Whenever I enter the following...

Pattern pmessage = Pattern.compile("\s*\p{Alnum}[\p{Alnum}\s]*");
Matcher mmessage = pmessage.matcher(message);
Matcher msubject = pmessage.matcher(subject);

I get a Invalid Escape Sequence error. Anyone have any idea why / how I fix this?

Upvotes: 0

Views: 2743

Answers (4)

tchrist
tchrist

Reputation: 80384

For a version of \p{Alpha} that works on the Java native character set instead being stuck unsable to process anything else than legacy data from the 1960s, you need to use

alphabetics = "[\\pL\\pM\\p{Nl]";

For a version of numerics in the same sense, you have to choose which of these you want:

ASCII_digits    = "[0-9]";
all_numbers     = "\\pN";
decimal_numbers = "\\p{Nd}"

because which one applies various depending on circumstances. We’ll assume you copied one of those three to a numeric variable.

Assuming you then want alphanumerics based on the definition above, you could then write:

 alphanumerics = "[" + alphabetics + numerics + "]";

However, if what you mean by alphanumerics is the \w sense of program identifiers, you have to add some stuff.

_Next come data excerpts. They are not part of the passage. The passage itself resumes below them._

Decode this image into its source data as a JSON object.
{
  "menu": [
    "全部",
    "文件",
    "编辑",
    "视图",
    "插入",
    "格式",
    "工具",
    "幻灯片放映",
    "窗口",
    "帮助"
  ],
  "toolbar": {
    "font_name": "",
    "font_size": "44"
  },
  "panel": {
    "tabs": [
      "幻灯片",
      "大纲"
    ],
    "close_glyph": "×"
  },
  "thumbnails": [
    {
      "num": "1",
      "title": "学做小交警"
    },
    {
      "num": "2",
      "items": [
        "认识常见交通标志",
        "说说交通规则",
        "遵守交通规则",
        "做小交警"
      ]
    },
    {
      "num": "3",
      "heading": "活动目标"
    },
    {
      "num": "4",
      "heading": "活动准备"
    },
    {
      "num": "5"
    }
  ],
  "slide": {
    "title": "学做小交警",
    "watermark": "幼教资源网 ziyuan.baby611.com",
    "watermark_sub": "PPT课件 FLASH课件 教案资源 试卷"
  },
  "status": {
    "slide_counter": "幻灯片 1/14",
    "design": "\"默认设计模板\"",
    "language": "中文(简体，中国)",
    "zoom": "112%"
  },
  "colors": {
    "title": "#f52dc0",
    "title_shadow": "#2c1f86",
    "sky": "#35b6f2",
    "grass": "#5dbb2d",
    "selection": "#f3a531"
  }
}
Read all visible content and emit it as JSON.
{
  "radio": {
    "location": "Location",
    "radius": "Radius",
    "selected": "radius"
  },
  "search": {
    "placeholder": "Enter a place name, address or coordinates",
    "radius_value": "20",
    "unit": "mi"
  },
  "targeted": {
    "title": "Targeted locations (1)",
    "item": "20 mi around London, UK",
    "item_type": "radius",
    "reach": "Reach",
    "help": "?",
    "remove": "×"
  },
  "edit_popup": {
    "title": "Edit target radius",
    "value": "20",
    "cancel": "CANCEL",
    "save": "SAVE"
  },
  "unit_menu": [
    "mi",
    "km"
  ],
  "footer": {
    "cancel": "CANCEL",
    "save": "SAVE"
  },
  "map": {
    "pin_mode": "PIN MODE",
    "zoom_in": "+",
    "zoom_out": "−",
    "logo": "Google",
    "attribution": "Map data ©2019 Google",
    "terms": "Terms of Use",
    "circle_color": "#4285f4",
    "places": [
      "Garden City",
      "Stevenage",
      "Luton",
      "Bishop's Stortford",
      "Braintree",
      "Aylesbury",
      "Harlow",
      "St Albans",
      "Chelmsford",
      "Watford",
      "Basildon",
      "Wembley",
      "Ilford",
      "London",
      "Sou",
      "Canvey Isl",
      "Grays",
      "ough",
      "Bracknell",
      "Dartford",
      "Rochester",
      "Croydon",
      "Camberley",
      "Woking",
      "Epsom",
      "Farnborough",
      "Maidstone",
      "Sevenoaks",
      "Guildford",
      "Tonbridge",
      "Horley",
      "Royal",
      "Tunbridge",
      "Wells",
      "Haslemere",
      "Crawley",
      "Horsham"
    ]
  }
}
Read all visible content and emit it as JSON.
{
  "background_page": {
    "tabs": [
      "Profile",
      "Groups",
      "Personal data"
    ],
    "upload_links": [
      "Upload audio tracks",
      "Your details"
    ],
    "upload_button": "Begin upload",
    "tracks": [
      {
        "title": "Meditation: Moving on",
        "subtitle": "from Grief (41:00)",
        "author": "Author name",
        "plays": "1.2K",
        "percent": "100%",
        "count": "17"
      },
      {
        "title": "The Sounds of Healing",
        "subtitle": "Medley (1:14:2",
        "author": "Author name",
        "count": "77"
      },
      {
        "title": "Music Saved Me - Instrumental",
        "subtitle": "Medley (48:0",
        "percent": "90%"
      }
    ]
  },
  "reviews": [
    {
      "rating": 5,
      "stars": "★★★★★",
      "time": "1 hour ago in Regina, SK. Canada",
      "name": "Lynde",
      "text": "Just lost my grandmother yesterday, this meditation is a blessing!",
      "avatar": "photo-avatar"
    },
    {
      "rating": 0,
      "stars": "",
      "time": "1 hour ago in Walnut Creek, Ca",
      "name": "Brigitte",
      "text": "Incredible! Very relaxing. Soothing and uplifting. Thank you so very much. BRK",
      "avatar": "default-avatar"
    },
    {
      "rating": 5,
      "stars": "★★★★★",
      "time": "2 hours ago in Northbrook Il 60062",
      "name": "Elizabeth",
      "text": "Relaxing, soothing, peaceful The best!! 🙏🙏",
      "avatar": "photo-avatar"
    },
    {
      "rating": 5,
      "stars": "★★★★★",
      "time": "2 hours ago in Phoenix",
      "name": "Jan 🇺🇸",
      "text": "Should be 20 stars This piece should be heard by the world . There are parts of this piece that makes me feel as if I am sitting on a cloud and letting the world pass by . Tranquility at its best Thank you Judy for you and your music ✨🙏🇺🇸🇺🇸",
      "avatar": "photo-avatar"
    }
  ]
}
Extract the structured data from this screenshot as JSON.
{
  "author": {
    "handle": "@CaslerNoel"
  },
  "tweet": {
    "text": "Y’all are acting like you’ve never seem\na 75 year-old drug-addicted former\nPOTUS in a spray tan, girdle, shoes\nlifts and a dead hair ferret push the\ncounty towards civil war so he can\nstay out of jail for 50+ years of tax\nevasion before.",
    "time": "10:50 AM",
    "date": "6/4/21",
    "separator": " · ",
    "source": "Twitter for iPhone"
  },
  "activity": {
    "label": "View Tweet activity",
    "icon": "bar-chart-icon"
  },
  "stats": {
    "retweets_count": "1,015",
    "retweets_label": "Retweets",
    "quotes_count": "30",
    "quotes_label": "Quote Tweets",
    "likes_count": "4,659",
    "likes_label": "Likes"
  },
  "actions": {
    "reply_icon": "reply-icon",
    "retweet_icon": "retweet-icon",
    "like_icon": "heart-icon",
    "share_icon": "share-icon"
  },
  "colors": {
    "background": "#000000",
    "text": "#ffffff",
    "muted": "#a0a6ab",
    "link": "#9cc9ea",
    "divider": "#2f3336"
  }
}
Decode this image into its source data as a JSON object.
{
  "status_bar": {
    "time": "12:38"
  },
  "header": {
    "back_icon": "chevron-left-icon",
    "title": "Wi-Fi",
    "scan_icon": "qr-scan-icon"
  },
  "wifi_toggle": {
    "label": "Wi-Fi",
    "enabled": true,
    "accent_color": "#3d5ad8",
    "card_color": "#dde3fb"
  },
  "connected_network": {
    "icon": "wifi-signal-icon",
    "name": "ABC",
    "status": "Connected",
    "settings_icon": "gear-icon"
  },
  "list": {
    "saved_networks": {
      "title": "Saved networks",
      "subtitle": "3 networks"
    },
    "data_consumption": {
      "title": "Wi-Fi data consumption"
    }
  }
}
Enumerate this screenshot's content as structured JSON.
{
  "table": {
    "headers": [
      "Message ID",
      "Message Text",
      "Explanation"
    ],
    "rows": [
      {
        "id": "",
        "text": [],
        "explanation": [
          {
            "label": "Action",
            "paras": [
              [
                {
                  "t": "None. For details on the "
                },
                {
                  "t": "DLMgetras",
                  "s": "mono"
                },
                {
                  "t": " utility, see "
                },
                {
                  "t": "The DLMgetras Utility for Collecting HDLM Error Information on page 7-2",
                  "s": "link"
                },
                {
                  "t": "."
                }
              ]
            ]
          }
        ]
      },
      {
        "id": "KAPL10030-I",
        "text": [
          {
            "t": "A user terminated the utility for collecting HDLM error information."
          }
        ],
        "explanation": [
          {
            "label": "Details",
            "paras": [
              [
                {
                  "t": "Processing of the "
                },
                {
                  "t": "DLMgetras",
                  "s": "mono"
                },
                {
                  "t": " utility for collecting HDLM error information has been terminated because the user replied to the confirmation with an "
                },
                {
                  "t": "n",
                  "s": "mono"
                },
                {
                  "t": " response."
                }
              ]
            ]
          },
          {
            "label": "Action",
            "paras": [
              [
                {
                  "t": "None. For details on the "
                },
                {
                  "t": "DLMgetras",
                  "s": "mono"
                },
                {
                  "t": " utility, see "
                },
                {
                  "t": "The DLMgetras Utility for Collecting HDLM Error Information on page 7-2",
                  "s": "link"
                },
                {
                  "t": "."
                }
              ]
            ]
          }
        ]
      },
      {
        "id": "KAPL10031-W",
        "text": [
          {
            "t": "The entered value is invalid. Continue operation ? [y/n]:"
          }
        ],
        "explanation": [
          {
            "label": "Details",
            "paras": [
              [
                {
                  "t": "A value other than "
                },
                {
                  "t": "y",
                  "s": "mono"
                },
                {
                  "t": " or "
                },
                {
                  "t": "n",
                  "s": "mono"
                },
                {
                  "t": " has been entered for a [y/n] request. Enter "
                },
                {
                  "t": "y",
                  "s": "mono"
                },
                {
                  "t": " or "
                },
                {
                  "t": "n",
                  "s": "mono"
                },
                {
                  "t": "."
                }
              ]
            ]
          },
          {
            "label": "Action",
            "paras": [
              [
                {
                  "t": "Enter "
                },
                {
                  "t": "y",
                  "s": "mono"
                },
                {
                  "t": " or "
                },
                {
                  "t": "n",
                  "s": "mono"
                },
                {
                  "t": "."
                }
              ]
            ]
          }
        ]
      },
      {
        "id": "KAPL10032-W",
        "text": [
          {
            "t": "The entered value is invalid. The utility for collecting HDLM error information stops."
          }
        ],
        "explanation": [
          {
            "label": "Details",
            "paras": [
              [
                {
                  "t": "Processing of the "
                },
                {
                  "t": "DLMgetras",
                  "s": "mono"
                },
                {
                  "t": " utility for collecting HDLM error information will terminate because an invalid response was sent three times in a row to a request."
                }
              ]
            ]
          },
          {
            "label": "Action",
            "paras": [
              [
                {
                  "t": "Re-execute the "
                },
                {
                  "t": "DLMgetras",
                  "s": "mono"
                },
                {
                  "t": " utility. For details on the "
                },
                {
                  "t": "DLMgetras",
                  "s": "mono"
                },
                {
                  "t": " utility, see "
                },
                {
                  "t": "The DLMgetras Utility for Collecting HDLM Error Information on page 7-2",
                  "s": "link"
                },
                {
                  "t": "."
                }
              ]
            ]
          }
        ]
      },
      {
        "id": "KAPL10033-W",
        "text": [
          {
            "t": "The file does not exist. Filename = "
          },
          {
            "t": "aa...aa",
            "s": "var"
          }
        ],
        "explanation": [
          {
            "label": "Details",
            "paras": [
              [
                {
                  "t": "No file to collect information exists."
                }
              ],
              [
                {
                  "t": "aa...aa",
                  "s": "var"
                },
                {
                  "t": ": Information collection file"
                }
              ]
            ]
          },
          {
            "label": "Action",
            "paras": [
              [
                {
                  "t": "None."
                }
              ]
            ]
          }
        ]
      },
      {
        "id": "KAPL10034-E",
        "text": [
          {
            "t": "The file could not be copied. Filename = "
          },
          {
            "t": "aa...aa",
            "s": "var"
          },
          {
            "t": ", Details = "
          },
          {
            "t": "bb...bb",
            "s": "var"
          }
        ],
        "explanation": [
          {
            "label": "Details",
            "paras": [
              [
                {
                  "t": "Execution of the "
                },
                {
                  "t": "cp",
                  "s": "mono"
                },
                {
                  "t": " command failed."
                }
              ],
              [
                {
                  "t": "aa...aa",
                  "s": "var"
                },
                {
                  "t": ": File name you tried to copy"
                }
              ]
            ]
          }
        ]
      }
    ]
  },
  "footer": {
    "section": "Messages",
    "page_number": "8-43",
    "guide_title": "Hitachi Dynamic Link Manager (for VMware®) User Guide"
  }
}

 identifier_chars = "[\\pL\\pM\\p{Nd}\\p{Nl}\\p{Pc}[\\p{InEnclosedAlphanumerics}&&\\p{So}]]";

This issue is discussed at length in this answer, where you’ll also find a link to some alpha code of mine that does these transforms for you automatically. I hope to get a chance to rewrite it to take up less space this weekend.

Upvotes: 2

Mikarnage
Mikarnage

Reputation: 893

You didn't correctly escape your "\" characters : in java, "\s" will give you \s, so you should write :

Pattern.compile("\\s*\\p{Alnum}[\\p{Alnum}\\s]*");

Upvotes: 1

RoToRa
RoToRa

Reputation: 38390

Keep in mind, that backslashes are special characters in Java strings, that need to be escaped with an additional backslash:

Pattern.compile("\\s*\\p{Alnum}[\\p{Alnum}\\s]*");

Upvotes: 1

NPE
NPE

Reputation: 500227

Double each backslash: Pattern.compile("\\s*\\p{Alnum}[\\p{Alnum}\\s]*")

Backslashes inside string literals have a special meaning, and have to be duplicated in order for the actual backslash character to become part of the string (which is what is required in your regex example.)